“姐,你说我报哪个项目比较好?三千?一千?标枪?”江止年期待着来到宜中后的第一个运动会,“标枪没玩过,要不去试试看?”
江屏岁故作无奈地捂住了耳朵,这人已经在自己耳朵边上唠叨了快有两天了,年年如此,她听得耳朵都要起茧子了...
“铁人三项。”她瞟了他一眼,回答:“去巴黎游泳。”
“?”
她转过头,想到什么,脸上是有些渗人的微笑:“我会去官网搜我什么时候拉屎能冲到你身上。”
“噗嗤——”一旁的林暮延笑出声来。
江屏岁瞪了他一眼:“你也去报。”
“......”林暮延顿时闭嘴。
“广播站要上班,你也给我少吃点上火的。”江屏岁端起站长的权威,肘了他一下,“嗓子哑了给你踢出广播站。”
江止年刚从被江屏岁吐槽的无语中走出来:“姐,你都是广播站站长了,今年总能给我写加油稿了吧?”
“想得美。”江屏岁扬了扬下巴,轻笑一声,看向他,“你求我,我给你写?”
“求你。”
“......”江屏岁闭嘴,她差点忘了,江止年这个人就是一个没有下限的神经病。
——
“秋高气爽,让我们迎着秋风,迎来宜州中学第五十届秋季田径运动会!”
校长话落,全校学生沸腾起来,解散后,江屏岁便去广播站和成员开会,分配好运动会期间的播报的任务后便开始了各自的工作。

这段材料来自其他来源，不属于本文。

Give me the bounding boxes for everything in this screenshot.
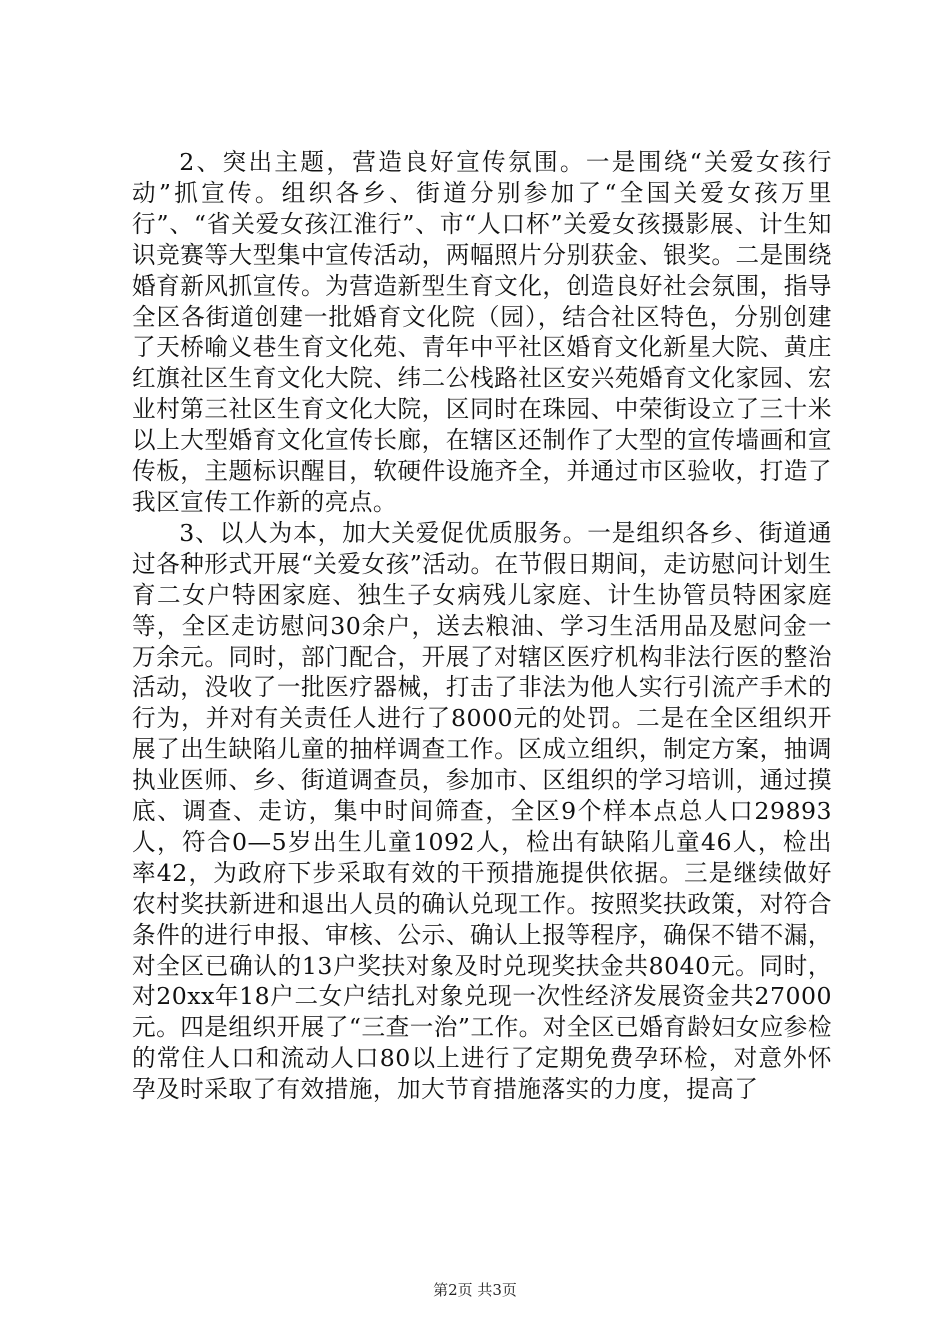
document-body bbox=[132, 147, 832, 1105]
page-number-footer: 第2页 共3页 bbox=[433, 1281, 517, 1299]
paragraph-3: 3、以人为本，加大关爱促优质服务。一是组织各乡、街道通过各种形式开展“关爱女孩”活动。在节假日期间，走访慰问计划生育二女户特困家庭、独生子女病残儿家庭、计生协管员特困家庭等，全区走访慰问30余户，送去粮油、学习生活用品及慰问金一万余元。同时，部门配合，开展了对辖区医疗机构非法行医的整治活动，没收了一批医疗器械，打击了非法为他人实行引流产手术的行为，并对有关责任人进行了8000元的处罚。二是在全区组织开展了出生缺陷儿童的抽样调查工作。区成立组织，制定方案，抽调执业医师、乡、街道调查员，参加市、区组织的学习培训，通过摸底、调查、走访，集中时间筛查，全区9个样本点总人口29893人，符合0—5岁出生儿童1092人，检出有缺陷儿童46人，检出率42，为政府下步采取有效的干预措施提供依据。三是继续做好农村奖扶新进和退出人员的确认兑现工作。按照奖扶政策，对符合条件的进行申报、审核、公示、确认上报等程序，确保不错不漏，对全区已确认的13户奖扶对象及时兑现奖扶金共8040元。同时，对20xx年18户二女户结扎对象兑现一次性经济发展资金共27000元。四是组织开展了“三查一治”工作。对全区已婚育龄妇女应参检的常住人口和流动人口80以上进行了定期免费孕环检，对意外怀孕及时采取了有效措施，加大节育措施落实的力度，提高了 bbox=[132, 518, 832, 1104]
paragraph-2: 2、突出主题，营造良好宣传氛围。一是围绕“关爱女孩行动”抓宣传。组织各乡、街道分别参加了“全国关爱女孩万里行”、“省关爱女孩江淮行”、市“人口杯”关爱女孩摄影展、计生知识竞赛等大型集中宣传活动，两幅照片分别获金、银奖。二是围绕婚育新风抓宣传。为营造新型生育文化，创造良好社会氛围，指导全区各街道创建一批婚育文化院（园），结合社区特色，分别创建了天桥喻义巷生育文化苑、青年中平社区婚育文化新星大院、黄庄红旗社区生育文化大院、纬二公栈路社区安兴苑婚育文化家园、宏业村第三社区生育文化大院，区同时在珠园、中荣街设立了三十米以上大型婚育文化宣传长廊，在辖区还制作了大型的宣传墙画和宣传板，主题标识醒目，软硬件设施齐全，并通过市区验收，打造了我区宣传工作新的亮点。 bbox=[132, 148, 832, 516]
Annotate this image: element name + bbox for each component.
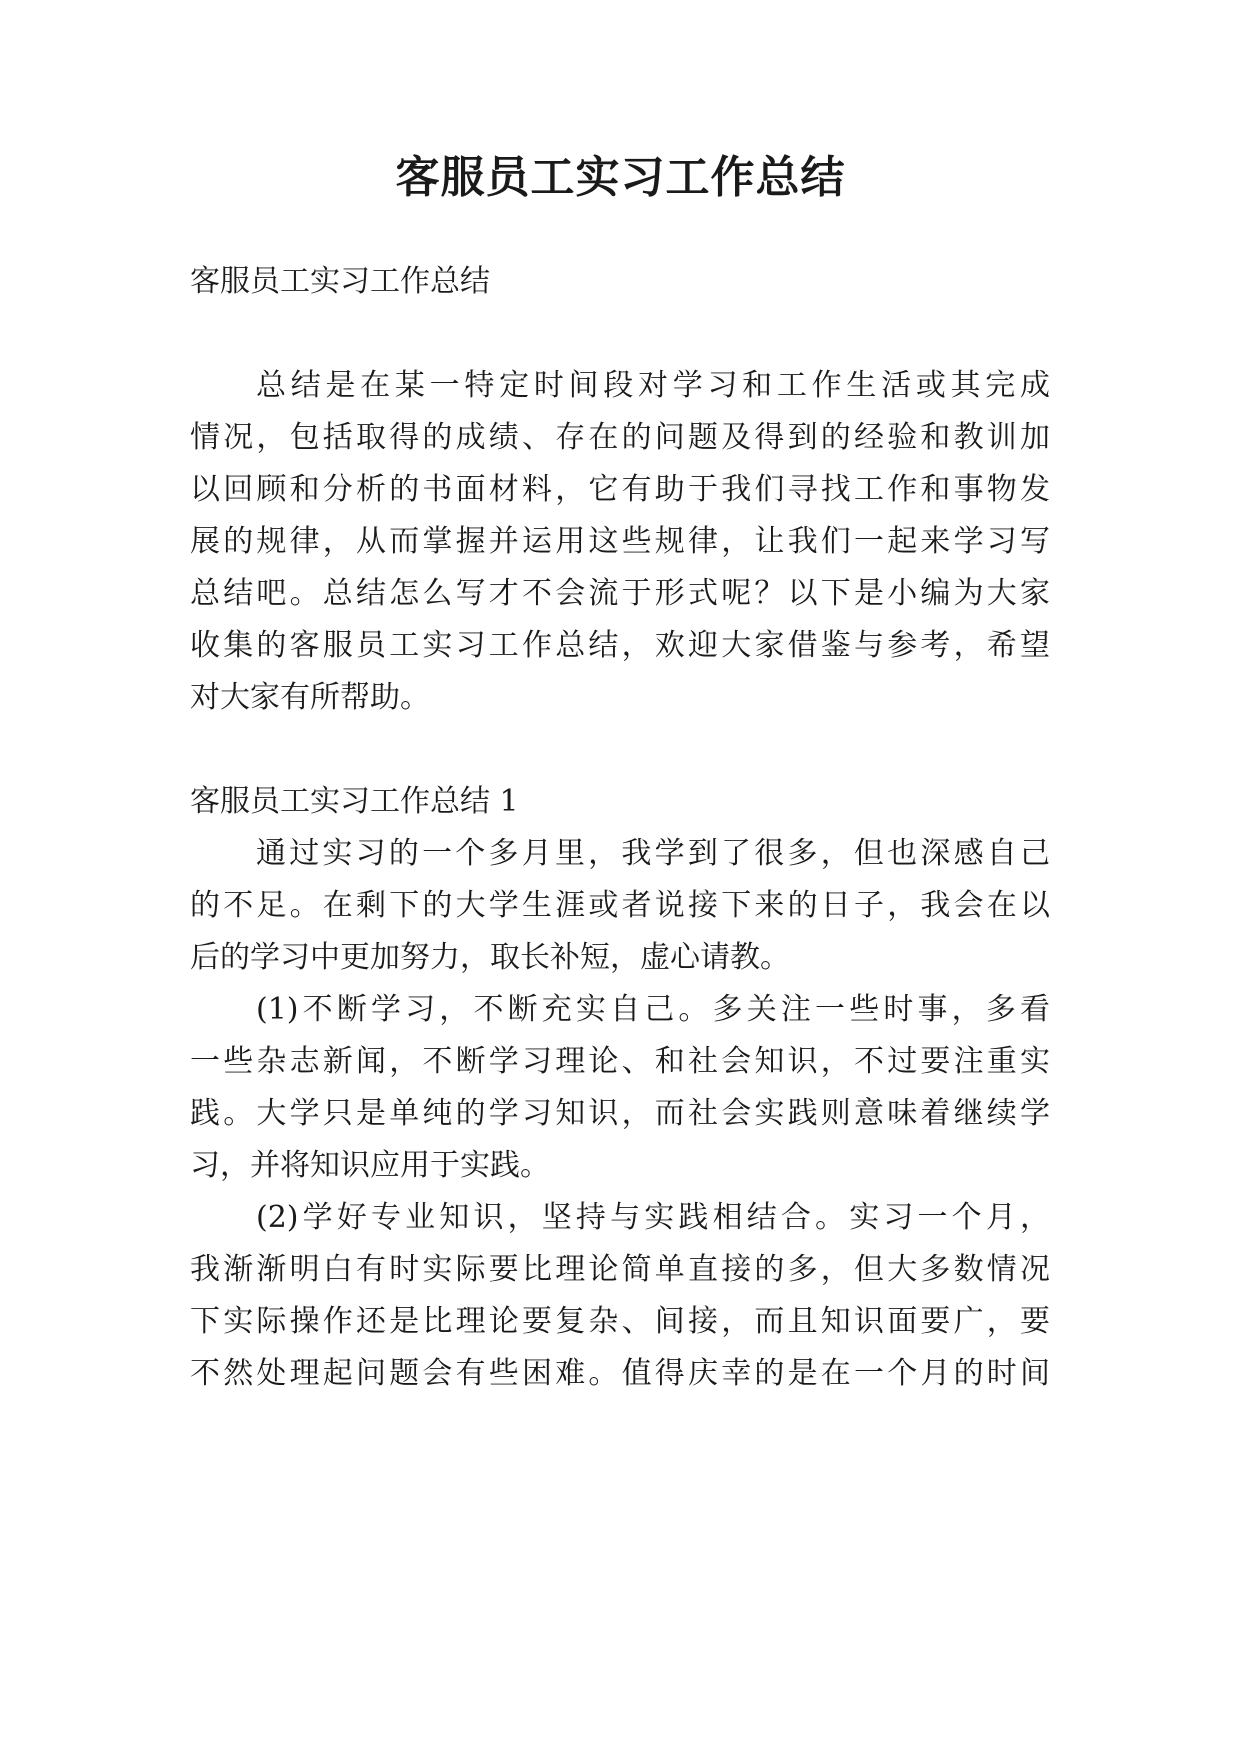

主席台上,坐着一排广播站成员,热火朝天地进行着加油稿播报任务。
“站长,这张能过吗?”
“站长,这张没署名。”
“站长......”
江屏岁忙得焦头烂额,一下没闲过,好不容易腾出空来给江止年写了一张加油稿,好在灵感大爆发,挥笔一动便完成了一篇“巨作”。
“梦梦,这张报一下,不用审核了。”
尚梦知接过她递来的加油稿,扫视了一下,怔在原地:“江江,这真的能播吗?”
“放心,我担责。”
“哦......”
江止年穿着自己的运动服,身上别着写满祝福语的号码牌,在检录处等待检录,广播响起他的名字。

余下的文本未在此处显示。